For the community housing discussion, consultant Michael Ward laid out a list of action items as follows:
a. Initial Planning for ‘The Parcel’ to be completed and ready to proceed to development and funding
b. Short-term implementation of defined action items from CHAP (Community Housing Action Plan) completed
c. Partner with Chamber, MLH (Mammoth Lakes Housing) and others to implement short-term housing opportunities (Goal is to house 50 employees)
d. Implement additional funding for housing programs/projects (i.e. Increase in-lieu fee; reinstate inclusionary housing policy; pursue dedicated tax measure)
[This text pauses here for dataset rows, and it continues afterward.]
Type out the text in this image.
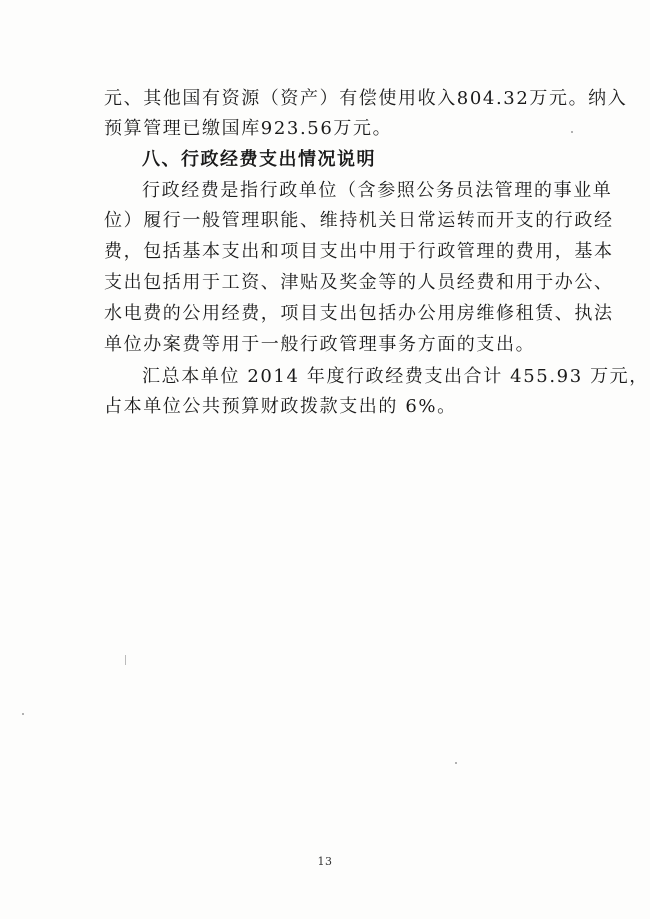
元、其他国有资源（资产）有偿使用收入804.32万元。纳入
预算管理已缴国库923.56万元。
八、行政经费支出情况说明
行政经费是指行政单位（含参照公务员法管理的事业单
位）履行一般管理职能、维持机关日常运转而开支的行政经
费，包括基本支出和项目支出中用于行政管理的费用，基本
支出包括用于工资、津贴及奖金等的人员经费和用于办公、
水电费的公用经费，项目支出包括办公用房维修租赁、执法
单位办案费等用于一般行政管理事务方面的支出。
汇总本单位 2014 年度行政经费支出合计 455.93 万元，
占本单位公共预算财政拨款支出的 6%。
13
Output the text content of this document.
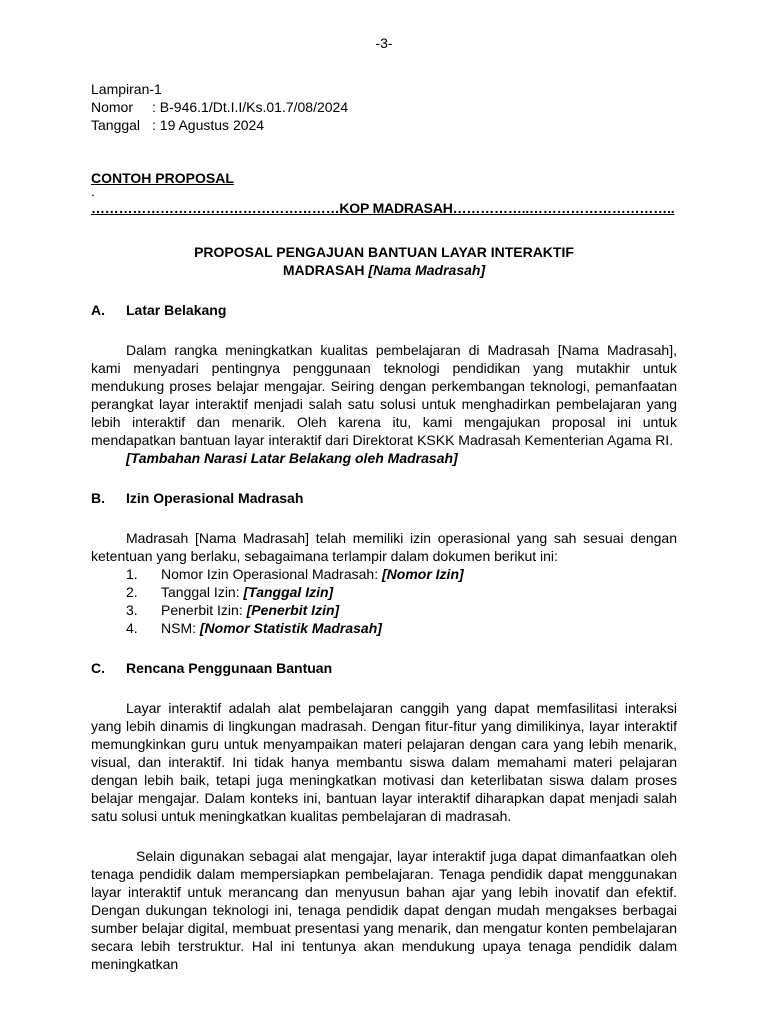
-3-
Lampiran-1
Nomor	: B-946.1/Dt.I.I/Ks.01.7/08/2024
Tanggal : 19 Agustus 2024
CONTOH PROPOSAL
.
………………………………………………KOP MADRASAH……………..…………………………..
PROPOSAL PENGAJUAN BANTUAN LAYAR INTERAKTIF
MADRASAH [Nama Madrasah]
A.	Latar Belakang

Dalam rangka meningkatkan kualitas pembelajaran di Madrasah [Nama Madrasah], kami menyadari pentingnya penggunaan teknologi pendidikan yang mutakhir untuk mendukung proses belajar mengajar. Seiring dengan perkembangan teknologi, pemanfaatan perangkat layar interaktif menjadi salah satu solusi untuk menghadirkan pembelajaran yang lebih interaktif dan menarik. Oleh karena itu, kami mengajukan proposal ini untuk mendapatkan bantuan layar interaktif dari Direktorat KSKK Madrasah Kementerian Agama RI.

[Tambahan Narasi Latar Belakang oleh Madrasah]

B.	Izin Operasional Madrasah

Madrasah [Nama Madrasah] telah memiliki izin operasional yang sah sesuai dengan ketentuan yang berlaku, sebagaimana terlampir dalam dokumen berikut ini:

1.	Nomor Izin Operasional Madrasah: [Nomor Izin]
2.	Tanggal Izin: [Tanggal Izin]
3.	Penerbit Izin: [Penerbit Izin]
4.	NSM: [Nomor Statistik Madrasah]
C.	Rencana Penggunaan Bantuan

Layar interaktif adalah alat pembelajaran canggih yang dapat memfasilitasi interaksi yang lebih dinamis di lingkungan madrasah. Dengan fitur-fitur yang dimilikinya, layar interaktif memungkinkan guru untuk menyampaikan materi pelajaran dengan cara yang lebih menarik, visual, dan interaktif. Ini tidak hanya membantu siswa dalam memahami materi pelajaran dengan lebih baik, tetapi juga meningkatkan motivasi dan keterlibatan siswa dalam proses belajar mengajar. Dalam konteks ini, bantuan layar interaktif diharapkan dapat menjadi salah satu solusi untuk meningkatkan kualitas pembelajaran di madrasah.

Selain digunakan sebagai alat mengajar, layar interaktif juga dapat dimanfaatkan oleh tenaga pendidik dalam mempersiapkan pembelajaran. Tenaga pendidik dapat menggunakan layar interaktif untuk merancang dan menyusun bahan ajar yang lebih inovatif dan efektif. Dengan dukungan teknologi ini, tenaga pendidik dapat dengan mudah mengakses berbagai sumber belajar digital, membuat presentasi yang menarik, dan mengatur konten pembelajaran secara lebih terstruktur. Hal ini tentunya akan mendukung upaya tenaga pendidik dalam meningkatkan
Item d was the stated number one priority for Hoff, Wentworth, Salcido, and Stapp.
Sauser chose item c as his number one because, “the others don’t add anything in the next 18 months,” he said. “Even if it’s a half dozen units, I want to see increased capacity in 18 months.”
Sauser mentioned the fact that the Town has spent about $9 million dollars on the parcel and other expenditures and has seen zero additional units as a result. At that price the town could have purchased about 90 condos at market rate.
The list of infrastructure action items was as follows:
a. Invest in pavement rehabilitation, replacement, and expansion (roads, multi-use pathways, sidewalks and parks)
b. Implement the Airport Capital Improvement Program (ACIP) with near term projects under construction (Airport Ramp, Safety Elements, and pavement improvements)
c. Focused (whatever that means)implementation of capital projects that support facilities to advance approved plans (Walk-Bike-Ride, Downtown Revitalization, Housing Action Plan, Mobility Element, General Plan, etc.)
Councilmembers came to a consensus that items a and c are simply core services of the town, and shouldn’t be included on this action item list. Core services are essentially mandated, and therefore don’t need to be prioritized.
Since the others are core services, the Councilmembers agreed that b could be the only top priority.
A victory for High School Geometry!
a. Development and approval of integrated Solid Waste Program and Services to be implemented through new franchise agreement, services agreements and innovation
b. Enhanced operational and long-term financial stability (reserves, revenue and expenditure management) achieved with retained bond ratings
c. Plan for new Public Safety Communications system is refined and funding options presented d. Increased level and diversity of police services (24/7 coverage, narcotics team, additional patrol)
Most of the councilmembers felt that item b, financial stability, was too broad and belonged in the list of core services.
Wentworth said that his number one priority was solid waste. “We’ll get bit bad if we don’t take care of that,” he said of the impending Benton landfill closure. Soon Mammoth Lakes will have to ship its waste to Nevada.
Salcido said that c, a new safety communications service was her top priority.
Hoff and Sauser agreed that police services was the top priority, but disagreed over which aspect of police services. Hoff said that 24/7 service is her priority. Sauser said that, ”for good or for bad, I know this town, and I think a narcotics team is the number one priority.”
Hoff joked, “Of course the biggest guy in the room doesn’t worry about 24/7 services. Nobody is gonna knock down your door.”
Chief of Police Al Davis said that 24/7 services is his top priority. He added that with current staffing the police department could have an officer on duty 24/7, it just needs to adjust its scheduling policy.